Bien qu'il ne s'agisse que de son 5ème long-métrage, Babylon sonne pourtant comme l'accomplissement ultime de la filmographie de Chazelle ; un mégaprojet évalué à 80 millions de dollars où ce dernier investit les années de l'entre-deux-guerres à Hollywood avec l'inévitable arrivée du cinéma parlant vécu au travers de 4 personnages : une star du muet (interprété par Brad Pitt), une jeune actrice ambitieuse (interprétée par Margot Robbie), un homme à tout faire (interprété par Diego Calva) et un trompettiste noir (interprété par Jovan Adepo). Mais si Babylon est sans aucun doute le meilleur film de Chazelle, c'est parce que ce dernier conjugue à merveille l'héritage de ses anciens films tout en ayant la brillante démarche d'en réinventer la forme.
Babylon est un pur concentré d'énergie et de chaos qui s'étend sur 3h et mis en lumière dès la magistrale séquence d'ouverture. Travelling, panoramiques, cut s'enchaînent, il y a là comme un aspect brouillon absolument jouissif où le cadre, en s'essayant à l'impossible tâche de tout capter à l'image ne même sait plus où se placer ; les corps s'entassent, se jettent dans des orgies, se droguent et dansent. Toute cette vulgarité et cette frénésie mélangées au rythme endiablé des musiques de Justin Hurwitz prennent d'assaut les plans afin d'emprisonner au cœur de la fête. Ce n'est d'ailleurs pas un hasard si la caméra de Chazelle finit par lier le spectaculaire à l'intime dans un même plan où l'immensité d'un plan large se termine sur une trompette en gros plan apparaissant comme un trou noir prêt à aspirer le spectateur.
Cette alliance pourrait d'ailleurs définir tout le propos du film, Babylon dépeint l'industrie hollywoodienne comme un trou noir se nourrissant des rêves et des espoirs de chacun sur le cinéma afin de les aspirer pour mieux les recracher. Ce dernier est donc autant un film sur la chute de ses vedettes que sur ses oubliés où le cruel traitement de son milieu fait que certains acceptent l'exploitation, les désagréments des tournages afin qu'un poignée d'autres brillent à l'image et ressortent glorifiés. Mais derrière cette épopée désenchantée sur le cinéma, Chazelle n'en atteste pas moins d'un touchant discours sur la gloire et sur l'acceptation d'un inévitable effacement face à un art qui nous survit et qui nous survivra toujours.

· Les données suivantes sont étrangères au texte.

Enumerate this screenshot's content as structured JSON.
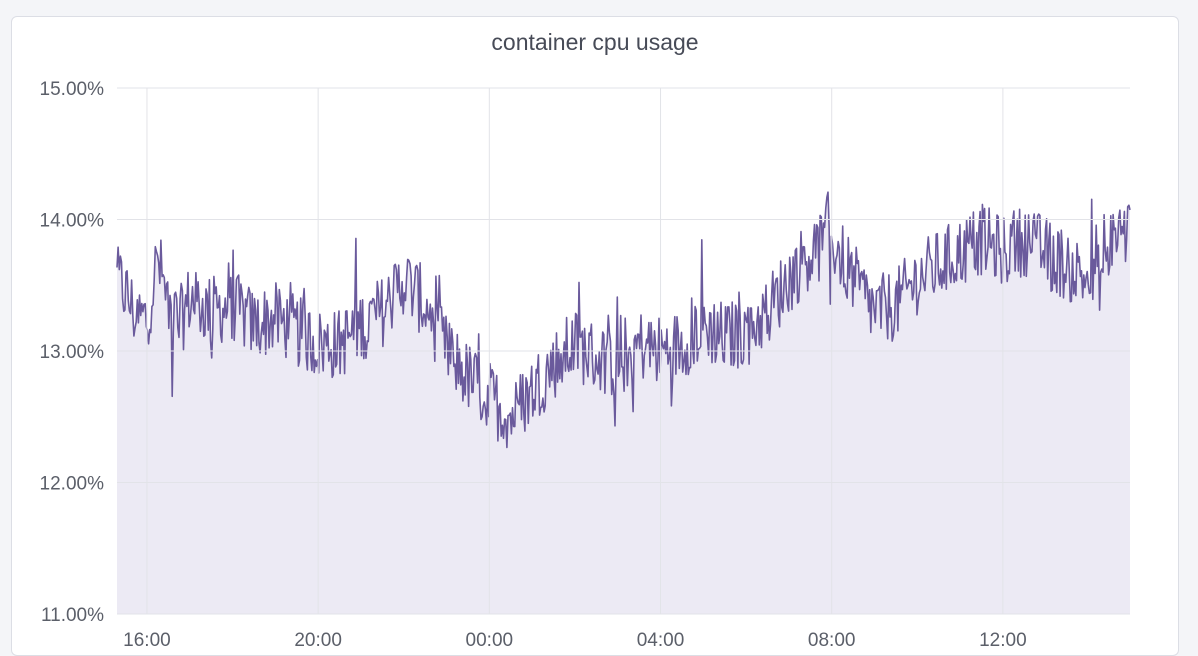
{
  "panel": {
    "title": "container cpu usage"
  },
  "chart_data": {
    "type": "area",
    "title": "container cpu usage",
    "xlabel": "",
    "ylabel": "",
    "y_unit": "%",
    "ylim": [
      11.0,
      15.0
    ],
    "y_ticks": [
      {
        "value": 11.0,
        "label": "11.00%"
      },
      {
        "value": 12.0,
        "label": "12.00%"
      },
      {
        "value": 13.0,
        "label": "13.00%"
      },
      {
        "value": 14.0,
        "label": "14.00%"
      },
      {
        "value": 15.0,
        "label": "15.00%"
      }
    ],
    "xlim": [
      "15:18",
      "14:58"
    ],
    "x_ticks": [
      {
        "value": "16:00",
        "label": "16:00"
      },
      {
        "value": "20:00",
        "label": "20:00"
      },
      {
        "value": "00:00",
        "label": "00:00"
      },
      {
        "value": "04:00",
        "label": "04:00"
      },
      {
        "value": "08:00",
        "label": "08:00"
      },
      {
        "value": "12:00",
        "label": "12:00"
      }
    ],
    "grid": true,
    "legend": "none",
    "colors": {
      "line": "#6a5a9c",
      "fill": "#eceaf4",
      "grid": "#e2e3e8"
    },
    "series": [
      {
        "x": [
          "15:18",
          "15:30",
          "15:45",
          "16:00",
          "16:15",
          "16:30",
          "16:45",
          "17:00",
          "17:30",
          "18:00",
          "18:30",
          "19:00",
          "19:30",
          "20:00",
          "20:30",
          "21:00",
          "21:30",
          "22:00",
          "22:30",
          "23:00",
          "23:30",
          "00:00",
          "00:30",
          "01:00",
          "01:30",
          "02:00",
          "02:30",
          "03:00",
          "03:30",
          "04:00",
          "04:30",
          "05:00",
          "05:30",
          "06:00",
          "06:30",
          "07:00",
          "07:30",
          "08:00",
          "08:30",
          "09:00",
          "09:30",
          "10:00",
          "10:30",
          "11:00",
          "11:30",
          "12:00",
          "12:30",
          "13:00",
          "13:30",
          "14:00",
          "14:30",
          "14:58"
        ],
        "values": [
          13.55,
          13.45,
          13.25,
          13.25,
          13.7,
          13.35,
          13.2,
          13.4,
          13.3,
          13.35,
          13.2,
          13.25,
          13.15,
          13.05,
          13.05,
          13.2,
          13.3,
          13.55,
          13.35,
          13.0,
          12.8,
          12.65,
          12.5,
          12.7,
          12.9,
          13.05,
          12.95,
          12.9,
          13.05,
          13.0,
          13.05,
          13.2,
          13.1,
          13.15,
          13.3,
          13.55,
          13.75,
          13.85,
          13.55,
          13.3,
          13.35,
          13.55,
          13.65,
          13.75,
          13.85,
          13.75,
          13.85,
          13.75,
          13.65,
          13.55,
          13.6,
          13.9
        ]
      }
    ]
  }
}
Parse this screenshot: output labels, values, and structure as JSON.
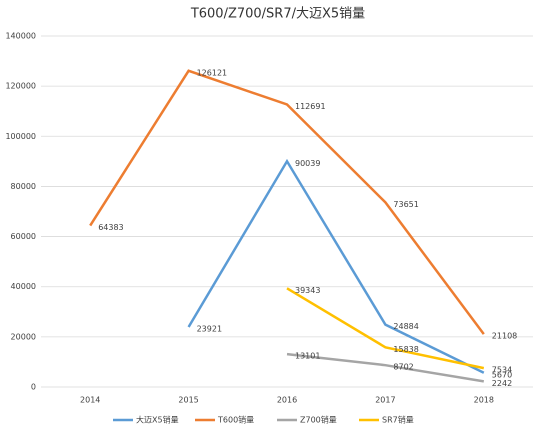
{
  "chart_data": {
    "type": "line",
    "title": "T600/Z700/SR7/大迈X5销量",
    "categories": [
      "2014",
      "2015",
      "2016",
      "2017",
      "2018"
    ],
    "series": [
      {
        "name": "大迈X5销量",
        "color": "#5b9bd5",
        "values": [
          null,
          23921,
          90039,
          24884,
          5670
        ]
      },
      {
        "name": "T600销量",
        "color": "#ed7d31",
        "values": [
          64383,
          126121,
          112691,
          73651,
          21108
        ]
      },
      {
        "name": "Z700销量",
        "color": "#a5a5a5",
        "values": [
          null,
          null,
          13101,
          8702,
          2242
        ]
      },
      {
        "name": "SR7销量",
        "color": "#ffc000",
        "values": [
          null,
          null,
          39343,
          15838,
          7534
        ]
      }
    ],
    "ylim": [
      0,
      140000
    ],
    "yticks": [
      0,
      20000,
      40000,
      60000,
      80000,
      100000,
      120000,
      140000
    ],
    "grid": true,
    "legend": "bottom"
  }
}
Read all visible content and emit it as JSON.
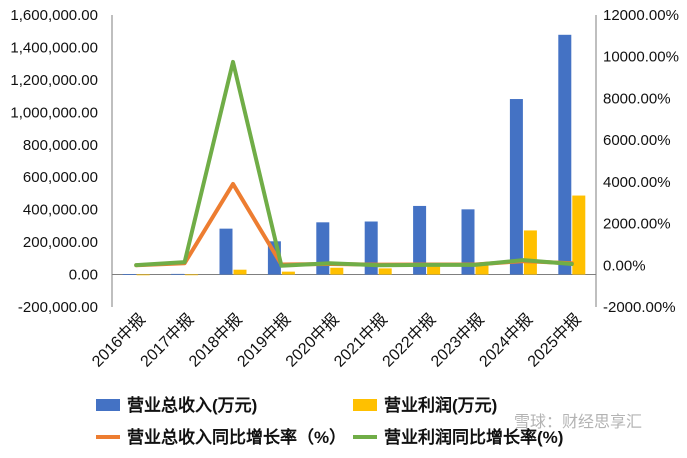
{
  "chart_data": {
    "type": "bar",
    "categories": [
      "2016中报",
      "2017中报",
      "2018中报",
      "2019中报",
      "2020中报",
      "2021中报",
      "2022中报",
      "2023中报",
      "2024中报",
      "2025中报"
    ],
    "series": [
      {
        "name": "营业总收入(万元)",
        "type": "bar",
        "axis": "left",
        "color": "#4472C4",
        "values": [
          3000,
          4000,
          283000,
          205000,
          322000,
          327000,
          423000,
          402000,
          1082000,
          1478000
        ]
      },
      {
        "name": "营业利润(万元)",
        "type": "bar",
        "axis": "left",
        "color": "#FFC000",
        "values": [
          500,
          800,
          30000,
          18000,
          42000,
          38000,
          62000,
          60000,
          272000,
          487000
        ]
      },
      {
        "name": "营业总收入同比增长率（%）",
        "type": "line",
        "axis": "right",
        "color": "#ED7D31",
        "values": [
          0,
          100,
          3900,
          40,
          60,
          30,
          40,
          40,
          200,
          100
        ]
      },
      {
        "name": "营业利润同比增长率(%)",
        "type": "line",
        "axis": "right",
        "color": "#70AD47",
        "values": [
          10,
          150,
          9750,
          -20,
          100,
          0,
          20,
          20,
          250,
          60
        ]
      }
    ],
    "y_left": {
      "min": -200000,
      "max": 1600000,
      "step": 200000,
      "tick_labels": [
        "-200,000.00",
        "0.00",
        "200,000.00",
        "400,000.00",
        "600,000.00",
        "800,000.00",
        "1,000,000.00",
        "1,200,000.00",
        "1,400,000.00",
        "1,600,000.00"
      ]
    },
    "y_right": {
      "min": -2000,
      "max": 12000,
      "step": 2000,
      "tick_labels": [
        "-2000.00%",
        "0.00%",
        "2000.00%",
        "4000.00%",
        "6000.00%",
        "8000.00%",
        "10000.00%",
        "12000.00%"
      ]
    },
    "legend_placement": "bottom",
    "grid": false,
    "watermark": "雪球：财经思享汇"
  }
}
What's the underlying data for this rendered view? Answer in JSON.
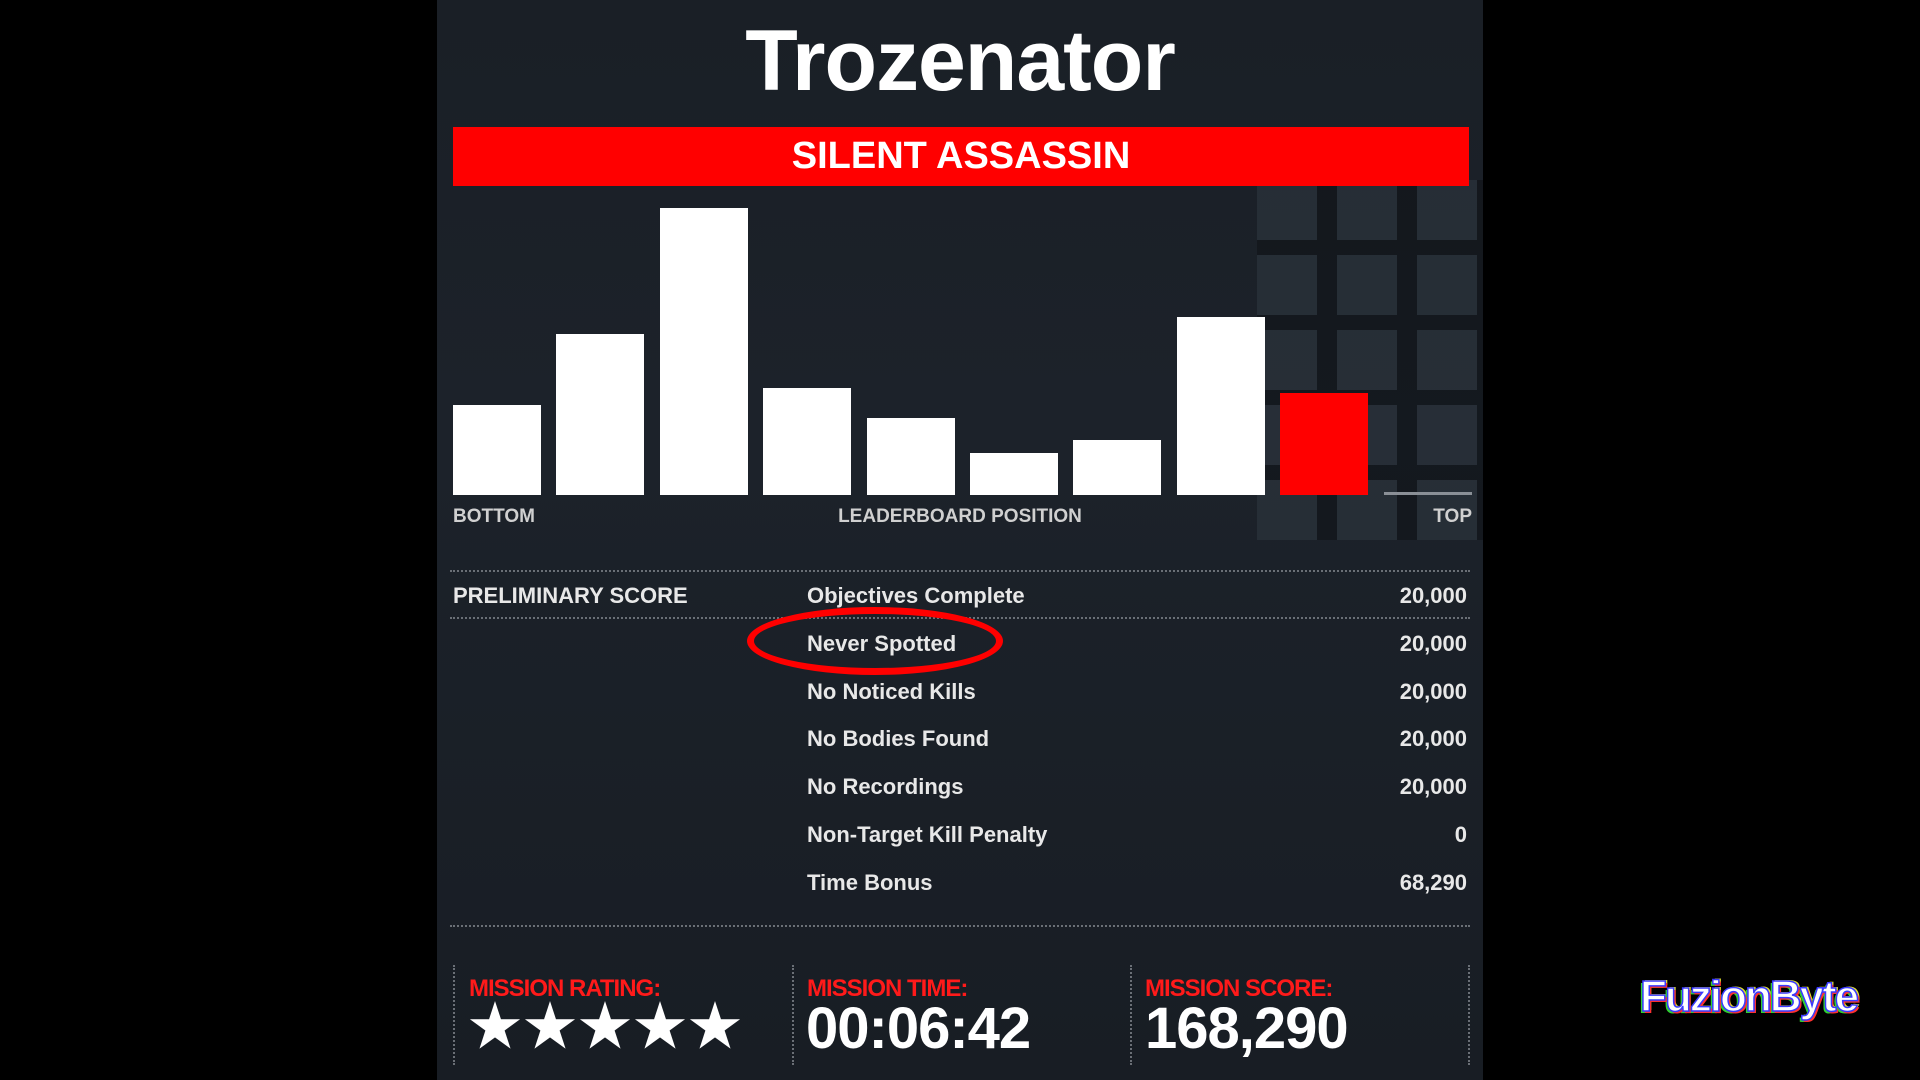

En atteste d'ailleurs les mots très justes du personnage de Jean Smart :
It's bigger than you.
Il y a eu, a et aura toujours une industrie du cinéma que nous soyons présents ou non. La gloire comme la chute ne dépend pas de l'acteur ou du cinéaste, mais de la manière dont la mémoire et la vision du cinéma changent et évoluent à travers le temps.